For Father Alfred Delp, it was war. He was a pastor in Munich, helped smuggle Jews to Switzerland and was a member of the resistance.

He was arrested, tortured and hanged. He could have renounced his Priesthood and the resistance, but he chose the desert instead.

In solitary, he spent his days in prayer and writing bootlegged letters to his parishioners. 

He felt an urgency to do what he could. In a horrid desert of war and holocaust, he could feel despair calling out for comfort, faint courage needing strength, and perplexity yearning for understanding.

From his cell, Delp wrote a lot about Advent, about how it should shake us from our stupor and sensitize us to the suffering in the world.

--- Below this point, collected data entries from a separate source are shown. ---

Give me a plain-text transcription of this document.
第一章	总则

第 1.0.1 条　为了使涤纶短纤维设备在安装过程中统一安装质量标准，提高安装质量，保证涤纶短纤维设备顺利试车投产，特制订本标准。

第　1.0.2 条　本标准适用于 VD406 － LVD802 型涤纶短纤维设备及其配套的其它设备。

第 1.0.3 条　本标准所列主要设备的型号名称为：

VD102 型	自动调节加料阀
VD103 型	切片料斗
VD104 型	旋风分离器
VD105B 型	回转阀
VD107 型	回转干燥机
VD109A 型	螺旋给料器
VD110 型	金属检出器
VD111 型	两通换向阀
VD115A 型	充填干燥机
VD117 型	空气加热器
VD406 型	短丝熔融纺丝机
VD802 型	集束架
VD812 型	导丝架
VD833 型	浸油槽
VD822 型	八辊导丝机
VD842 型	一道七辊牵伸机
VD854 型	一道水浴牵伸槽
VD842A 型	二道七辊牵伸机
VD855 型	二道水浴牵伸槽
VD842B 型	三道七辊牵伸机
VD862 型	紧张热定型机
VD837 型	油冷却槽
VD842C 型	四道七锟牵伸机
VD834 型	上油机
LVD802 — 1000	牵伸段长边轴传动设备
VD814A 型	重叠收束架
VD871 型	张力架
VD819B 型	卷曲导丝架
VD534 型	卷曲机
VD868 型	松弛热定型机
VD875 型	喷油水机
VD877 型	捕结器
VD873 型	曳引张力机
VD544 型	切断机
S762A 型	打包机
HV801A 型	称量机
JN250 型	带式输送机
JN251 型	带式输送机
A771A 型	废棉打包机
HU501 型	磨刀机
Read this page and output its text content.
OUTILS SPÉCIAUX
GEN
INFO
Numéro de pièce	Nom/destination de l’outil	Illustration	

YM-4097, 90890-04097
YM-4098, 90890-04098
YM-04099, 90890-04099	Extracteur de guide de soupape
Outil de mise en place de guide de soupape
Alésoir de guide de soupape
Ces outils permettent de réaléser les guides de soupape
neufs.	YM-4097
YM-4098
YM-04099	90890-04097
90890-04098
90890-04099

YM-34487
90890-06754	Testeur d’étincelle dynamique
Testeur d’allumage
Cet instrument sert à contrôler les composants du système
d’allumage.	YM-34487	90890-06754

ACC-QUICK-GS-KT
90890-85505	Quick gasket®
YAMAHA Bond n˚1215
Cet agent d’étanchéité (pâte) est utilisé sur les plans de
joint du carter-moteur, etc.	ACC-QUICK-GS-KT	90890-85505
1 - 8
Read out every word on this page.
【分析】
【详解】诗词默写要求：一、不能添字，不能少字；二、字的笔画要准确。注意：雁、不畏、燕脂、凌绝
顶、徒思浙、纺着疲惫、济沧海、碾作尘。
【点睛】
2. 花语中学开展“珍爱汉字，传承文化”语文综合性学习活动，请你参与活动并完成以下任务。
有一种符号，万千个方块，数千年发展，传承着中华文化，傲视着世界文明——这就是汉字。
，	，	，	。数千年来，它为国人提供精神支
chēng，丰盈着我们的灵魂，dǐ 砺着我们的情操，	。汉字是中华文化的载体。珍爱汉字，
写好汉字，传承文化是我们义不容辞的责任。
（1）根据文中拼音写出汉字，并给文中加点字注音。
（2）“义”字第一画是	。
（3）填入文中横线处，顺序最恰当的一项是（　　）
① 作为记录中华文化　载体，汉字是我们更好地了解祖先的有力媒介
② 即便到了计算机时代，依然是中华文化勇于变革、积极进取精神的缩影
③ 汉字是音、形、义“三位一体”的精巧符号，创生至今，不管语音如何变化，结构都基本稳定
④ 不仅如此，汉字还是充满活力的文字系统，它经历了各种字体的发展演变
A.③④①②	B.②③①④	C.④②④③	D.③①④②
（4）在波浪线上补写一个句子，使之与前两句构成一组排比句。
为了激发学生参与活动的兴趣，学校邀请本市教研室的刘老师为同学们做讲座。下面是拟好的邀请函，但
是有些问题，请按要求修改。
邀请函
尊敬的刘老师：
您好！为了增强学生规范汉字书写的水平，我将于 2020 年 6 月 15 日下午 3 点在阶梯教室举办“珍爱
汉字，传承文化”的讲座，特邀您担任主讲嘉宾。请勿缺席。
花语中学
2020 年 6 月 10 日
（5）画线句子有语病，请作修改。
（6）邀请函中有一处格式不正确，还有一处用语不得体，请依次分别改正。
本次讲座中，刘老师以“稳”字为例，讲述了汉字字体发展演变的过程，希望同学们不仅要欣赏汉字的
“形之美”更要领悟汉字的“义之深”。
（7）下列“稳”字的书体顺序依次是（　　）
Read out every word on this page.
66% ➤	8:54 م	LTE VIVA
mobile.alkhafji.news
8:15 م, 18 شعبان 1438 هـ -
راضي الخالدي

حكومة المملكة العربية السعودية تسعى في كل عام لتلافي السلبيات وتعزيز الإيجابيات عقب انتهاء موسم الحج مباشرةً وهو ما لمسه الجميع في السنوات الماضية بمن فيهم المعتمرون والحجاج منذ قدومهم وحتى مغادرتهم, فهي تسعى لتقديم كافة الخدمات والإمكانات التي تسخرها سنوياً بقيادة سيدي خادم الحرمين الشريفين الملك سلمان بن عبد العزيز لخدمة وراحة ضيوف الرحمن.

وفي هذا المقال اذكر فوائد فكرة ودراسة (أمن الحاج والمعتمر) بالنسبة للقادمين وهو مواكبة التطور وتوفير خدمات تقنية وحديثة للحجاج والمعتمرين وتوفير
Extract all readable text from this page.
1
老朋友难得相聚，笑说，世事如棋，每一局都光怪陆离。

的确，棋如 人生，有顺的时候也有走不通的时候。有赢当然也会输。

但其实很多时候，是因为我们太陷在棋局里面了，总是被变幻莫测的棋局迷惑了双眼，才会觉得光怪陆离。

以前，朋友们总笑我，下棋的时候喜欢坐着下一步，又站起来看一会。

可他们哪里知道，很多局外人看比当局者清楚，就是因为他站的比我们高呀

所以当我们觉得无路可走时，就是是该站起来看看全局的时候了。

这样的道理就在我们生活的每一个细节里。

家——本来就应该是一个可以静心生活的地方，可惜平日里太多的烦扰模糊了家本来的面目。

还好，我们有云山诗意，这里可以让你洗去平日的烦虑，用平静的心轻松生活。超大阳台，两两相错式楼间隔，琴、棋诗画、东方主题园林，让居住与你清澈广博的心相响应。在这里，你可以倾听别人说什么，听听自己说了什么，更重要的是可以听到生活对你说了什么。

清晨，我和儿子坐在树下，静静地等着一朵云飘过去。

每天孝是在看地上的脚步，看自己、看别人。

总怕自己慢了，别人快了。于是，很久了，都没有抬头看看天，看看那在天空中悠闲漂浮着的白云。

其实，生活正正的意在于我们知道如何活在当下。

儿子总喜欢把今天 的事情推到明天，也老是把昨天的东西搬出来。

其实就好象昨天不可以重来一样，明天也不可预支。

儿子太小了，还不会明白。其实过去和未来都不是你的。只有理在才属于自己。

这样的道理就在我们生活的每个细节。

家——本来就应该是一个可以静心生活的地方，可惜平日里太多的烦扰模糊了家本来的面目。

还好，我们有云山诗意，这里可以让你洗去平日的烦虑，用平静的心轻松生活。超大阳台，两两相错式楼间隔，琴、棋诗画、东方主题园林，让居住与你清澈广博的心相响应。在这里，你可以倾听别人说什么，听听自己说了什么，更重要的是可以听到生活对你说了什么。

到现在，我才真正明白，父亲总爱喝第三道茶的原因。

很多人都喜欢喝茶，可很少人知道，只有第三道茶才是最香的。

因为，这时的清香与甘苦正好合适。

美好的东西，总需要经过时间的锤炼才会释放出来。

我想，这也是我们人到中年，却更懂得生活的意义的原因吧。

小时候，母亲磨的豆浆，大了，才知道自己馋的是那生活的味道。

His Advent was not just about the coming birth of the Child, but our participation in that still unfolding revelation of God that began one Holy Night.

For Delp, the Advent Road, the way of the Lord through the desert, was the path of freedom. 

Awaiting death, he found a new freedom, one more profound than its impostor posing as “do what I want.”

His freedom road demanded a toll of humility, compassion and generosity. He considered that a small price for an authentic encounter with self, with others and with God.

A mystic according to some, Delp believed he found himself in heaven before he died — not a place or a period of time, but a conscious union with God brought about by prayer and love.

In his desert he wrote, “This is seed time, not harvest. God sows the seed and some time or other He will do the reaping. The only thing I must do is make sure the seed falls on fertile ground.”

His last line should have ended with an exclamation point! Punctuation matters.